Because government response to climate change has been slow and inadequate, more people are turning to the private sector for solutions when it comes to reducing greenhouse gas emissions and safeguarding against the effects of global warming, Vandenbergh said. But that doesn’t mean private businesses can handle tackling the climate crisis on their own—far from it, he said.
The author of “Beyond Politics: The Private Governance Response to Climate Change,” Vandenbergh has spent more than a decade studying how the public and private sectors affect efforts to curb global warming. He said both must work in tandem to handle the enormous task of keeping warming below 2 degrees Celsius (3.7 degrees Fahrenheit) by the end of the century, which scientists say is necessary to prevent the worst of the climate crisis.
In some ways, that’s already happening, he said, even as the private sector takes a larger role, in part because the public sector isn’t doing enough. For example, he said, big tech companies like Google and Facebook have pressured some state governments to change how they regulate renewable energy, to allow the tech giants to build giant solar arrays to power their massive data banks.

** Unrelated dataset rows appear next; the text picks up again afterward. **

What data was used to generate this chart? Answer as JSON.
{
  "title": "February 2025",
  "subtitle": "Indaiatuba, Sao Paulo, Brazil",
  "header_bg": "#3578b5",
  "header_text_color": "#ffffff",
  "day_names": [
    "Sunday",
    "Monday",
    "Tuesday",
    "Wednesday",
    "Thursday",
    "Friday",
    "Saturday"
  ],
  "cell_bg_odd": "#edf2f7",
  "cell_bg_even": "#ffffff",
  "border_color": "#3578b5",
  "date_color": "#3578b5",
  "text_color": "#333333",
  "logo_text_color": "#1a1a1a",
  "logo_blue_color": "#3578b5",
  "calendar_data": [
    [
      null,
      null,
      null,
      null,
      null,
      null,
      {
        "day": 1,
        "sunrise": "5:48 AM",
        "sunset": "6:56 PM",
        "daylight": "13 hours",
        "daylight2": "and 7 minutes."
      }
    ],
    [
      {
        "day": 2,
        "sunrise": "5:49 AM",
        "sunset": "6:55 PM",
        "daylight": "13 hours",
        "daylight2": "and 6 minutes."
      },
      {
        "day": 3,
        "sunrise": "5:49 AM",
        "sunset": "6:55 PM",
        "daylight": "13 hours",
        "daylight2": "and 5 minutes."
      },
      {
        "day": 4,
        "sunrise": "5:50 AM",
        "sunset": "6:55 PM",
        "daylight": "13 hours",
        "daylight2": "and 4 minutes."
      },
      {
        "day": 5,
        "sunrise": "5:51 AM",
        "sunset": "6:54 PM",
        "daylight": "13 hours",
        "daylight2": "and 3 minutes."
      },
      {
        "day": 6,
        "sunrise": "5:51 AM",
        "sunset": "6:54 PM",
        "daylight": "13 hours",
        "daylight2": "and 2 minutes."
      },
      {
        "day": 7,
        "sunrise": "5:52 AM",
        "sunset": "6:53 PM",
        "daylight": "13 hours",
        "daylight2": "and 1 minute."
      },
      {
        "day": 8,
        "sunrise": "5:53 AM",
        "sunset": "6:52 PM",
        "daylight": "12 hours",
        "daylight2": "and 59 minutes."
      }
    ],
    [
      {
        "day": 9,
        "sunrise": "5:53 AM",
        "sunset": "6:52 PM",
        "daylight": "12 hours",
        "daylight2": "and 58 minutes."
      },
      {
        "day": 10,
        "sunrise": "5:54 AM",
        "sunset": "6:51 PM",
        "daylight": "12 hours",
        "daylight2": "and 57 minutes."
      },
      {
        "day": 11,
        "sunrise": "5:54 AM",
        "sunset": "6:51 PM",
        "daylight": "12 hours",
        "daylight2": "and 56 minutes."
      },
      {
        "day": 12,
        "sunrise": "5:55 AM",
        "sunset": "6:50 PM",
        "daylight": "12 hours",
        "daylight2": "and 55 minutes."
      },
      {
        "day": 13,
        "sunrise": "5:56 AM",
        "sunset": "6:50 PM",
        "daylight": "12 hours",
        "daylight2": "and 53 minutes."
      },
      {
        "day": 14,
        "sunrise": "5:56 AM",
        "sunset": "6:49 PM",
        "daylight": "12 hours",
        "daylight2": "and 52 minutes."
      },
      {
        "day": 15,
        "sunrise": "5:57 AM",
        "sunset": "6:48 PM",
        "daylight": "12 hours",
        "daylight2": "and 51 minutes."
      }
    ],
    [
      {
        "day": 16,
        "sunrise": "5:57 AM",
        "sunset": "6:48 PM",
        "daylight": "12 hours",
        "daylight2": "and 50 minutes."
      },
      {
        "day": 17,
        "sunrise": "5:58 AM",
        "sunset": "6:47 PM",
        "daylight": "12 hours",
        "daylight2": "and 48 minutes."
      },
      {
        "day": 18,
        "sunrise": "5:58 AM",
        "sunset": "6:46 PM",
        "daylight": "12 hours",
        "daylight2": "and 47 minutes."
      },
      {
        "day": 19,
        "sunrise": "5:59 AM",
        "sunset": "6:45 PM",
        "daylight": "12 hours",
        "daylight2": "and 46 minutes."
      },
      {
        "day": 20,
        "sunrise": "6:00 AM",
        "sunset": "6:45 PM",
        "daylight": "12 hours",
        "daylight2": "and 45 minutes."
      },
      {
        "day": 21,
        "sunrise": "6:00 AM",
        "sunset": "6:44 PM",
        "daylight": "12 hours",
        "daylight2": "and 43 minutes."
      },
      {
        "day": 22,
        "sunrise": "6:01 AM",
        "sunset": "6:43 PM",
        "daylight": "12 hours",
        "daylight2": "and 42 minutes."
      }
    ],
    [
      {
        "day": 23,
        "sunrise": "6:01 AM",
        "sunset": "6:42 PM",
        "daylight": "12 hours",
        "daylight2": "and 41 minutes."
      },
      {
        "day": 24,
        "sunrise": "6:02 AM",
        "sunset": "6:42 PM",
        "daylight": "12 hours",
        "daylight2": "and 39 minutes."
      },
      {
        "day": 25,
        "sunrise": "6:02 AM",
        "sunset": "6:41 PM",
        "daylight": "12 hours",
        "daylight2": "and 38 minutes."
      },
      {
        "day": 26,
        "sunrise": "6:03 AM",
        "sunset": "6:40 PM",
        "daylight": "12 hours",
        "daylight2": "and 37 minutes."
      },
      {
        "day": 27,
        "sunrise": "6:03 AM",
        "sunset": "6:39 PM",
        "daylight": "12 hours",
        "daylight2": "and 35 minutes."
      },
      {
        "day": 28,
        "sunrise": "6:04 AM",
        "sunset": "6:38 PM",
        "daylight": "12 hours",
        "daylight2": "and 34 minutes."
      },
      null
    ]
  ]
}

Government also prompts actions from companies. When the federal government adopted new energy efficiency standards for light bulbs in 2007, Walmart announced it would make LED light bulbs its house brand, he said, increasing awareness of and sales for the product. LED bulbs use far less power and last much longer than the standard incandescent bulbs commonly used at the time.
As a result, the United States in 2018 reduced its carbon emissions by about 127 million metric tons, due to the electricity saved by the use of more energy efficient light bulbs, according to Vandenburgh’s research.
Despite those wins, Vandenburgh said, more government action at the federal, state and local levels is “essential” to tackling the climate crisis. “We need to get past the idea that any one response—whether private or public, federal, state or local—will solve the problem,” he said. “We need a collection of actions that can be adopted in the near term and will achieve major carbon reductions.”